Your observation that there are three solutions is correct. A graph of the two equations for x between -1 and 5 shows the two intersection points you found and another for some value of x between -1 and 0.
A closer look at the graph between these limits shows that the intersection point is somewhere close to x=-0.8.
Unfortunately there is no "equation" for this value and the best I can do is approximate it. I will show you two approximation methods.
For the bisection method I will let f(x) = x^2 - 2^x so we are looking for a number t that makes f(t)=0. We already know that the required value is in the interval between -1 and 0 since f(-1)= 0.5 and f(0) = -1 .

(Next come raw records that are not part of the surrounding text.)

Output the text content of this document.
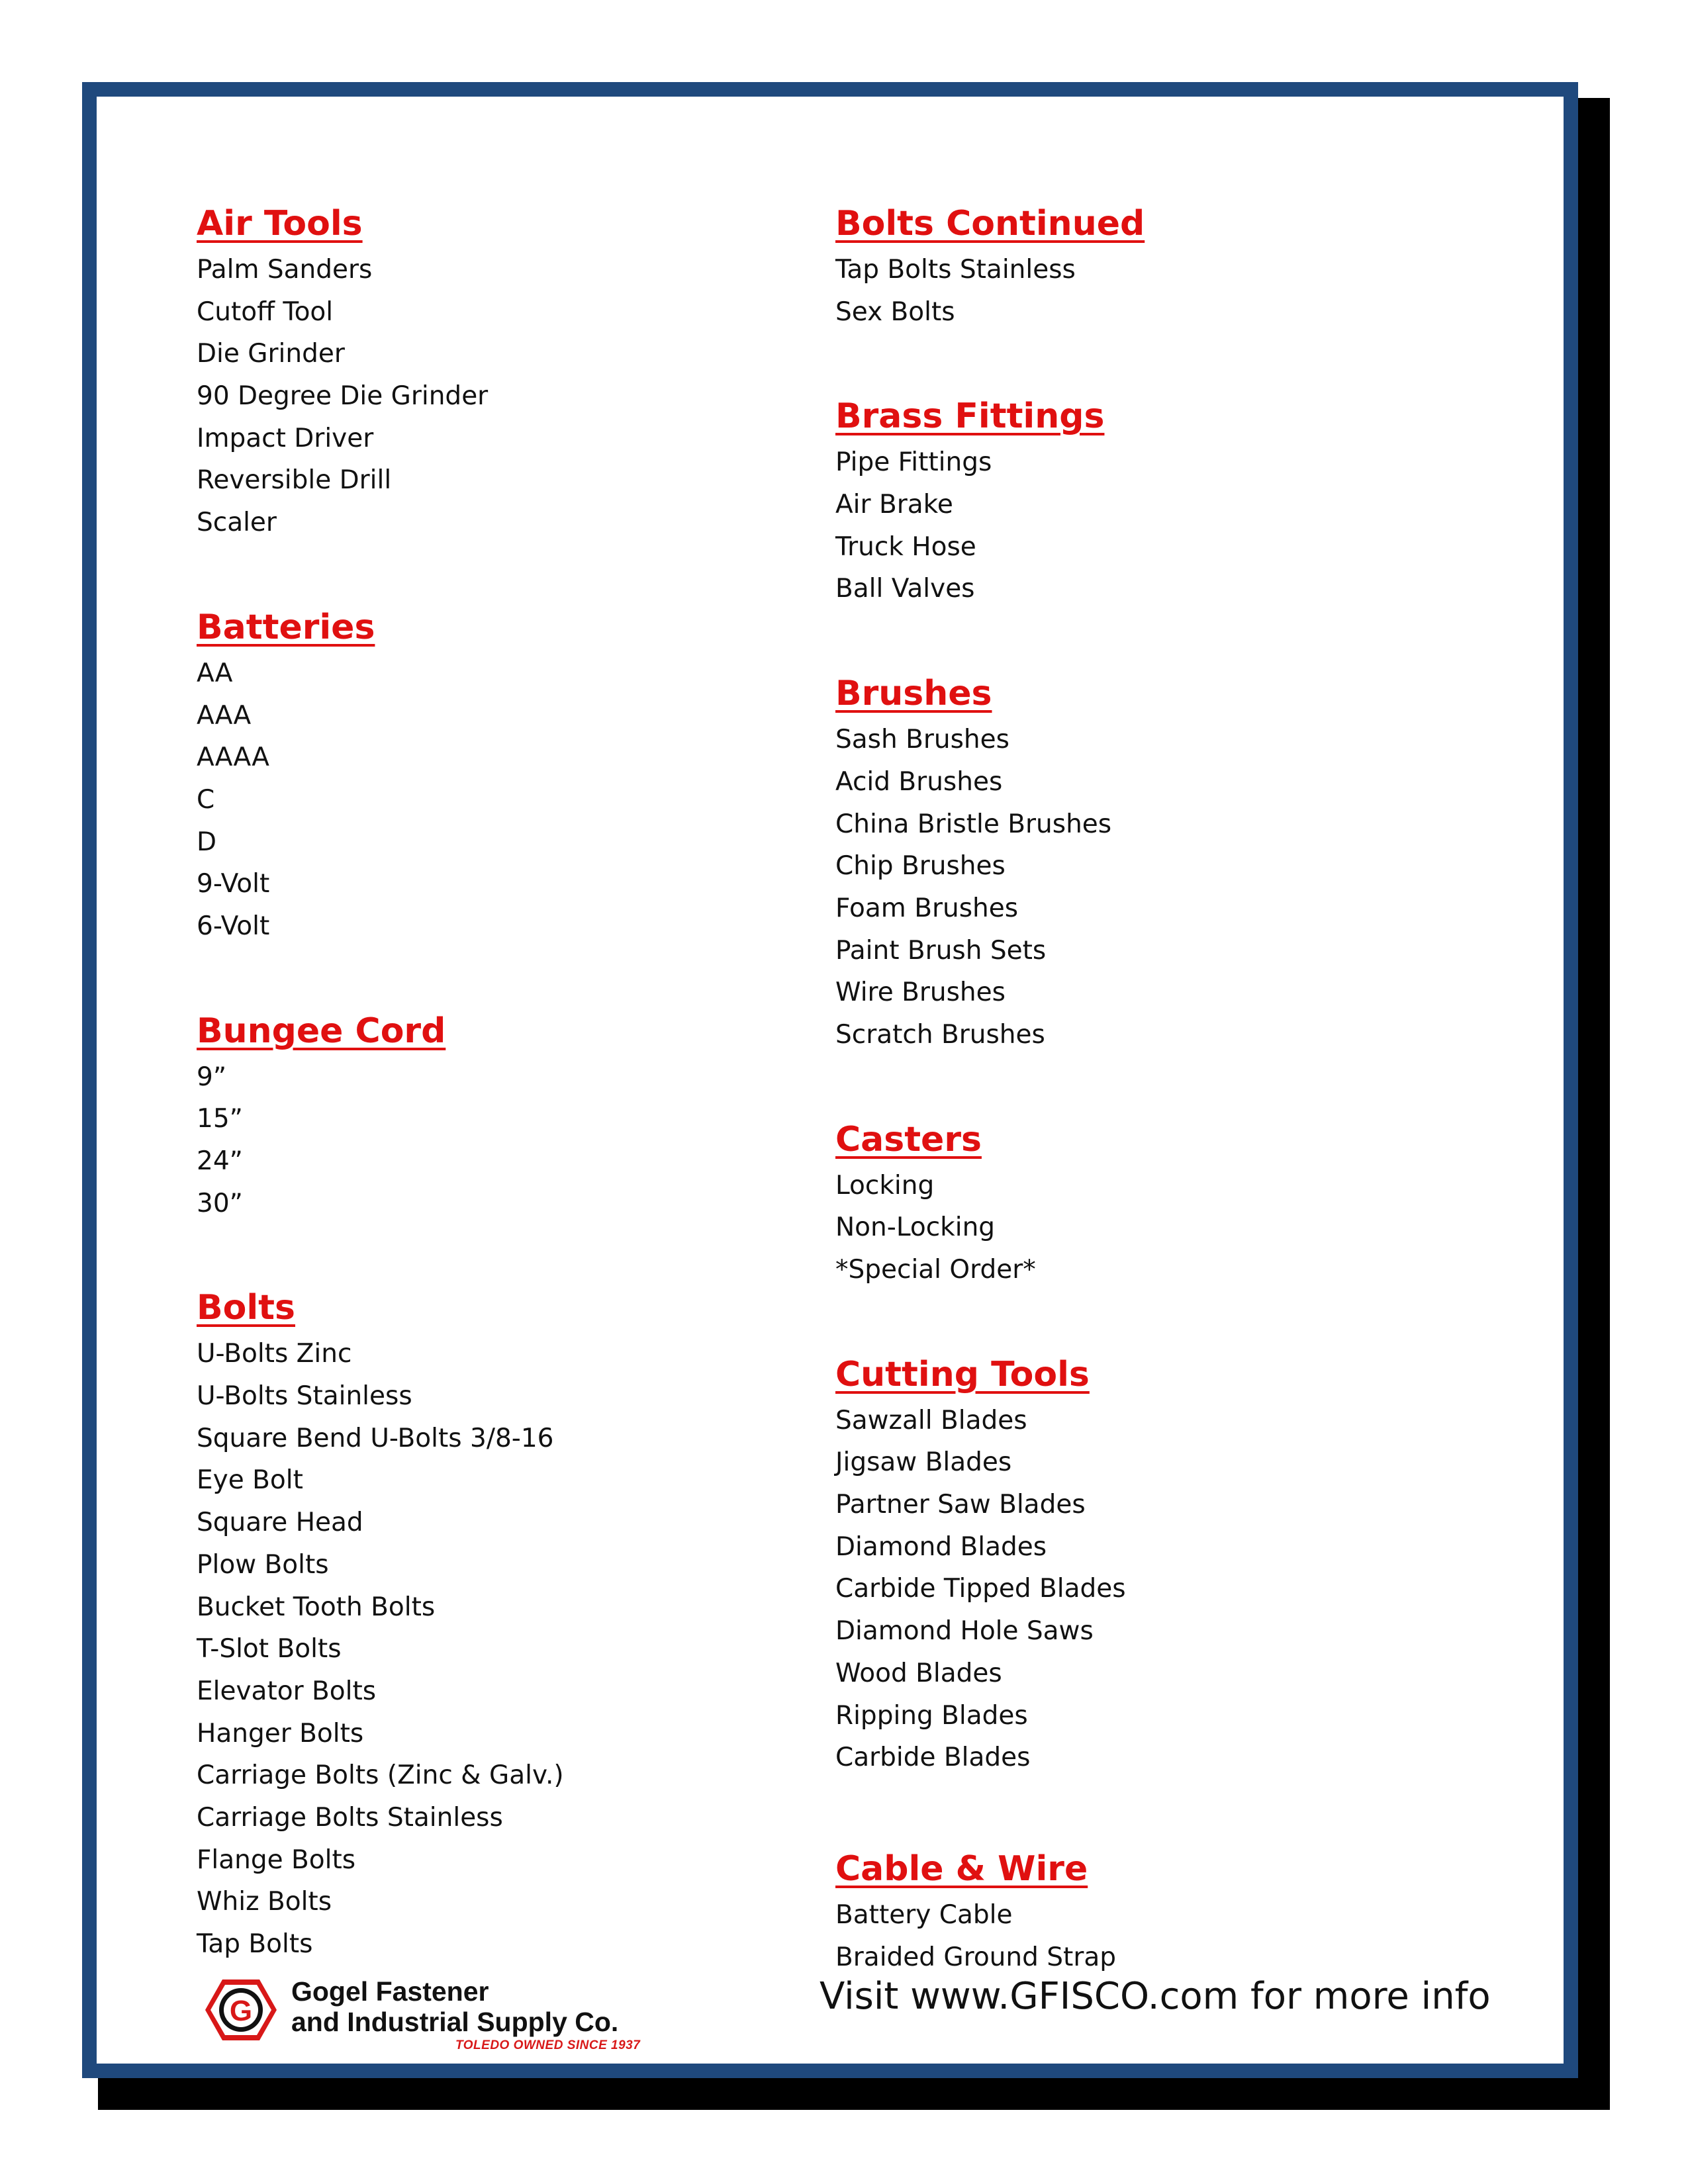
Air Tools
Palm Sanders
Cutoff Tool
Die Grinder
90 Degree Die Grinder
Impact Driver
Reversible Drill
Scaler
Batteries
AA
AAA
AAAA
C
D
9-Volt
6-Volt
Bungee Cord
9”
15”
24”
30”
Bolts
U-Bolts Zinc
U-Bolts Stainless
Square Bend U-Bolts 3/8-16
Eye Bolt
Square Head
Plow Bolts
Bucket Tooth Bolts
T-Slot Bolts
Elevator Bolts
Hanger Bolts
Carriage Bolts (Zinc & Galv.)
Carriage Bolts Stainless
Flange Bolts
Whiz Bolts
Tap Bolts
Bolts Continued
Tap Bolts Stainless
Sex Bolts
Brass Fittings
Pipe Fittings
Air Brake
Truck Hose
Ball Valves
Brushes
Sash Brushes
Acid Brushes
China Bristle Brushes
Chip Brushes
Foam Brushes
Paint Brush Sets
Wire Brushes
Scratch Brushes
Casters
Locking
Non-Locking
*Special Order*
Cutting Tools
Sawzall Blades
Jigsaw Blades
Partner Saw Blades
Diamond Blades
Carbide Tipped Blades
Diamond Hole Saws
Wood Blades
Ripping Blades
Carbide Blades
Cable & Wire
Battery Cable
Braided Ground Strap
G
Gogel Fastener
and Industrial Supply Co.
TOLEDO OWNED SINCE 1937
Visit www.GFISCO.com for more info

A first approximation for the solution to f(x)=0 might then be half way between -1 and 0, that is x1=-0.5. Now f(x1) = -0.457 (see the graph) and thus we see that t is in fact between -1 and -0.5. Continue by taking x2 = -0.75.
In general at each step you do the following:
The values obtained for xj are successively better and better approximations to t. After 10 iterations I got a value of x10 = -0.76709 and f(x10)=0.000826. After 20 iteration, x20=-0.766665 and f(x20)=0.000000555. So the true value of t is approximately -0.766665.
Using a knowledge of the natural log and exponential functions there is another technique that arrives at a similar approximation in fewer steps.
To be able to work with positive numbers, rewrite the equation
1 = (2^x)*(x^2) for x > 0. Take the log of both sides and "solve" for x:
0 = x*(ln 2) + 2*(ln x)
ln x = -(ln 2)/2 * x
Finally, letting r = -(ln 2)/2,
x = e^(rx).
One way to estimate the solution t by calculator is to first store the value r
and then perform the algorithm:
input x, multiply by r, and then raise e to that power to get the next x-value:
x --> r*x --> e^(rx) -->x repeat
As an initial guess, input x=.7. After 10 or so repetitions you will get x=.7666647, which gives the correct solution to 6 significant digits. (The reason the method works is that the derivative of e^rx has absolute value less than 1 around x=.7.)